Blown In

A Colorado weather report:

My goodness, today has been FRIGHTENING. I've never been in a windstorm quite like this one before.

Yesterday, deceived by the cheerful sun and blue skies, I went out to the park. At first I thought, "Hum, this wind is rather harsh," then I started having trouble walking against it. I was thinking, "This the is the strongest wind I've ever felt," when I suddenly noticed a dark cloud in the distance rising with alarming alacrity, and moments later was being pelted by every loose bit of dirt and dust in the entire valley. By the time I dove back into the car (total time spent outside: 7 minutes) I was spitting grit out of teeth.

The paper that day, as I struggled to get it out of the mailbox before the wind could tear it from my fingers and blow it all the way to Kansas, read, "Severe Winds Predicted..." Yes.

It's been so deceptive, this wind. From inside the day looks perfectly manageable, all bright and breezy, with the first real warmth we've had in a long time. It lures me out of the house. Yet the moment I step outside, just as soon as I'm too far from the door to dive back into it again, I'm surrounded by the most tremendous sound.

It's a hard sound to describe. In print, it might look something like;

WHoOOORRRROOAARRRSHHHHHHH!

It's the sort of sound that makes a person crouch down. The sound you might hear if you were in the middle of a mighty breaking roller, or inside a kettledrum. It's the sound of wind tearing through the trees at 95mph.

I've heard disturbing weather-related sounds before. When I lived in the rainforest, we could hear the rain coming from miles way. It was a murmur in the distance at first, the patter against the leaves, then slowly multiplied a million fold like someone turning up the volume on an applauding audience. Whenever we heard it, we'd have conversations like:

"Rain's coming."

"A'yup."

*pause*

"Better get the clothes in."

"A'yup."

Actually, the conversations were never as relaxed as that. We were always stressed about drying our clothes. It rained so frequently, and was otherwise so incessantly damp, that the few precious hours of baking hot sun were the only chance we had to get the mold completely dried out of our clothes/mattresses/sundry items. If our clothes were still on the lines when the rains came, it meant another whole day of attempted drying. So our conversations were more along the lines of:

"...Rain?"

"Rain? Aaa! Rain!!!"

*group stampede to tear all the clothes off the lines*

I've also been in some pretty frightening thunderstorms, the sort where lightening is flashing all around, trees are exploding, etc. Those things are scary. But they don't generate a constant fear. It's more of a fearful anticipation, waiting to see where and when the next bolt...and thenCRASH BOOM! You jump ten feet off the ground, but you're still alive; you haven't been hit. Getting through one of those kinds of storms is stressful in the same way that watching a suspenseful thriller is stressful.
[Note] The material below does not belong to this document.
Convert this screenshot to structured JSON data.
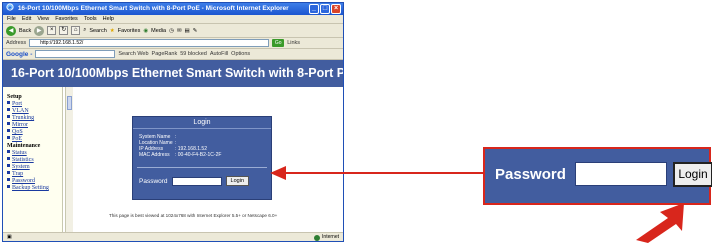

Now a windstorm like this, this generates a feeling of immediate NO, sort of like when the VCR suddenly eats that suspenseful thriller you've been watching and starts spitting out tangled loops of tape while shrieking like an injuring animal. This does not call for an edge-of-your-seat, wait-and-see type strategy. The body's instincts say, "I am not going to deal with this. Do not want." Immediately you either go rip the VCR out of the wall (does anyone still have VCRs?) or else go make some popcorn and ignore it while it catches on fire.

That's my reaction to the windstorm. I go outside, am knocked over by a blast of sticks and dirt and leaves, the whole world roars at me, and I retreat. Do not want.

This storm's been going for days now, and is supposed to last until tomorrow. I can't do a darned thing outside until it quits. I've heard about getting snowed in and rained in, but whoever heard about getting blown in?

And now something has just clunked down loudly on the roof - the days have been filled with mysterious clunks and cracks - so I'm going to go investigate whether a tree has fallen, or whether an elk has been picked up and dropped down, or whether we still have a roof over there at all.